India sees it as commitment to fight terrorism

NEW DELHI: Indian officials welcomed US President Barack Obama’s brief visit to Afghanistan late yesterday as indicative of his administration’s commitment to remain engaged against terrorism and for stability in that war-ravaged country. According to diplomatic sources, the visit was to get a “first hand look at the ground situation” after Obama significantly raised US troop strength to fight militants there earlier this year. His comments to US troops stationed there “did not show any urge to cut and run,” the sources said.

The Indian government has been wary of whether the United States would stay the course with its ‘Af-Pak’ policy, and has repeatedly urged the US and western powers to ensure a long term commitment for a “stable and democratic” Afghanistan to ensure that “obscurantist forces” like the Taliban do not regain political power there.

As one of the key players

in Afghanistan, with development assistance of over

$1.3 billion spent to help

rehabilitate that country, India will “do everything it can”

to ensure that Afghanistan “is not handed on a platter” to

the Taliban and their “mentors” in Pakistan.

India’s growing influence and popularity in Afghanistan has been bitterly opposed by Islamabad which seeks to establish a proxy Taliban-type regime at Kabul. Pakistan fears that India’s ‘soft power’ among the Afghans will leave Pakistan encircled by hostile neighbours. While it has aggressively lobbied diplomatically to remove India’s presence across its western borders, it has also intensified terrorist intimidation in physical attacks against Indian targets.

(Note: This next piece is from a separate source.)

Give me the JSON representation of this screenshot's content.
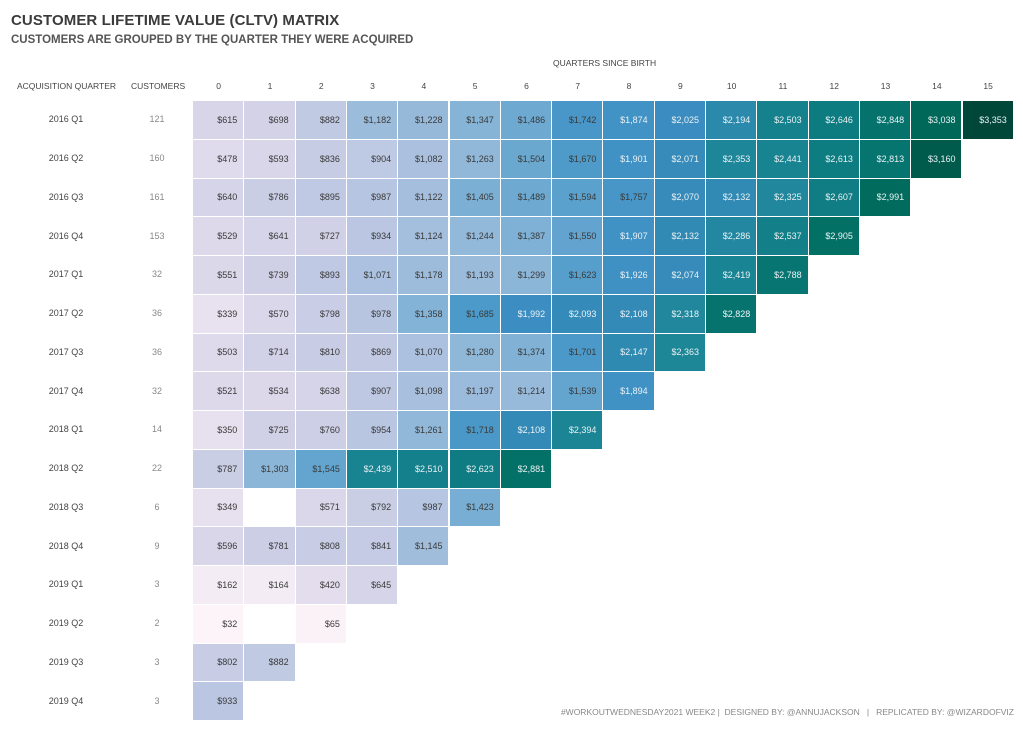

Obama’s strong statements during the visit go a long way

in alleviating Indian concerns, sources said. “If this region slides backwards, if the

Taliban retakes this country and Al-Qaeda can operate

with impunity, then more American lives will be at stake. The Afghan people will lose their chance at progress

and prosperity. And the world will be significantly less secure,” Obama stated.

A tough talking President Obama, on his first visit to Afghanistan as President, vowed to deny a safe haven

to the Al-Qaeda and to reverse the “Taliban’s momentum” in Afghanistan. In a clear message to Islamabad, he also vowed to tackle terrorist forces seeking haven across the Durand Line in Pakistan.

Obama, whose administration has escalated the war in Afghanistan, has approved the deployment of 30,000 additional American troops there to fight the Taliban. During his five hour long visit, Obama also reiterated his resolve to strengthen the capacity of Afghanistan’s own forces and government, to enable them to gradually take charge and gain popular confidence.

According to Obama, the

terrorists are on the run because of military action against them. “We’ve seen violent extremists pushed out of their sanctuaries. We’ve struck major blows against al-Qaeda leadership as well as the Taliban’s. They are hunkered down. They’re worried about their own safety,” he said.

The Al-Qaeda and their

extremist allies, including

the Lashkar-e-Toiba (LET), are a threat not only to the people of Afghanistan and America

he said, but also a threat to people in the region and across the world.